Marché d’El Hamri : Au paradis des brocanteurs

Vendredi, 10 heures du matin. Le soleil cogne déjà sur les tôles et les bâches tendues à la hâte. À El Hamri, le quartier populaire d’Oran, le marché de la brocante bat son plein. Dans ce vaste terrain vague bordé d’immeubles défraîchis, c’est une véritable fourmilière où on se presse, où on marchande, où on s’émerveille.
Dès l’entrée, l’œil est happé par un bric-à-brac foisonnant : literies empilées à même le sol, baignoires cabossées promises à une seconde vie, piles de vêtements de friperie dont les couleurs vives contrastent avec la poussière qui vole à chaque pas. À quelques mètres, des rayons improvisés proposent articles de sport, cannes à pêche, chaussures ou vieilles raquettes de tennis. L’impression est celle d’un labyrinthe à ciel ouvert où chaque étal raconte une histoire. L’air, saturé de parfums, ajoute au décor son intensité.

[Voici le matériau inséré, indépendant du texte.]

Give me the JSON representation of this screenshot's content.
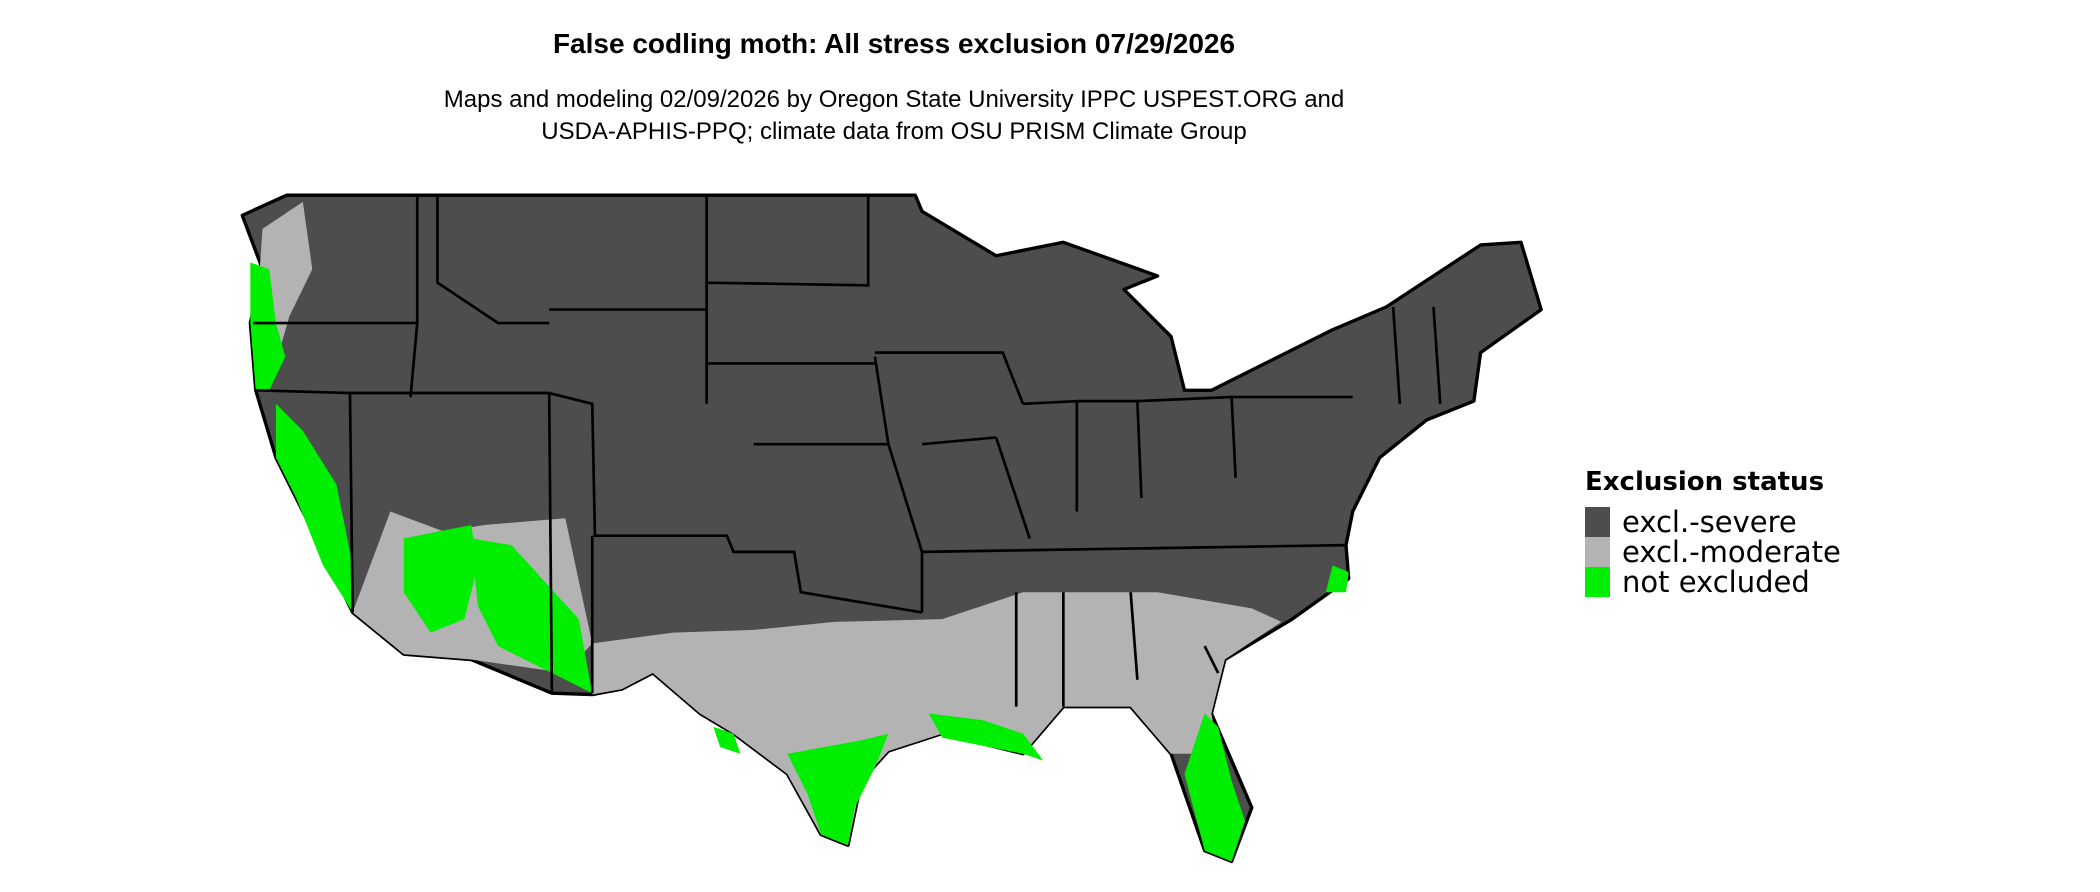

Odeur de grillades qui s’élève des petites gargotes improvisées, fumet de la calantika encore chaude sortie des fours rudimentaires, effluves de poussière sèche mêlés à ceux des vieux tissus.
Le marché se vit d’abord par les sens : on touche, on respire, on écoute les voix hautes des marchands qui interpellent, vantent, plaisantent avec les chalands. Plus loin, les amateurs de trésors s’arrêtent devant des stands étonnants : pianos désaccordés mais majestueux, lustres art-déco, vieilles lampes de chevet, collections de livres aux pages jaunies, vinyles rares que des passionnés fouillent avec une patience religieuse. Ici, une commode en bois massif attire les regards ; là, un miroir baroque attend un acheteur prêt à le sauver de l’oubli. C’est le royaume des chineurs, le terrain de jeu des nostalgiques et des curieux.
Le vendredi matin, le marché d’El Hamri devient un carrefour social autant qu’un lieu de commerce. On y croise des familles venues flâner, des étudiants en quête de meubles bon marché, des collectionneurs qui espèrent la bonne affaire, et des brocanteurs chevronnés qui flairent les perles rares. Les discussions vont bon train, les prix se négocient avec ferveur, les sourires s’échangent aussi vite que les billets froissés. Mais El Hamri, ce n’est pas seulement l’accumulation d’objets : c’est une ambiance. Une atmosphère vibrante qui fait oublier l’irrégularité du sol, la poussière qui colle aux chaussures, le soleil qui tape. C’est un spectacle populaire où se mêlent traditions locales et art improvisé, où l’échange devient une manière de tisser du lien social.
En arpentant ses allées improvisées, on comprend que ce marché dépasse la simple logique de la vente. Il est une mémoire vivante où chaque objet porte la trace d’une autre époque, d’un foyer disparu, d’une génération passée. Il est aussi un miroir de la ville d’Oran : bruyant, chaleureux, surprenant, profondément humain. Quitter El Hamri, c’est emporter avec soi plus qu’un objet chiné. C’est garder en mémoire le tumulte des voix, la chaleur des rencontres, et cette impression d’avoir plongé dans un fragment authentique de la vie oranaise. Une expérience à part entière, un rendez-vous incontournable pour qui veut sentir battre le cœur de la brocante.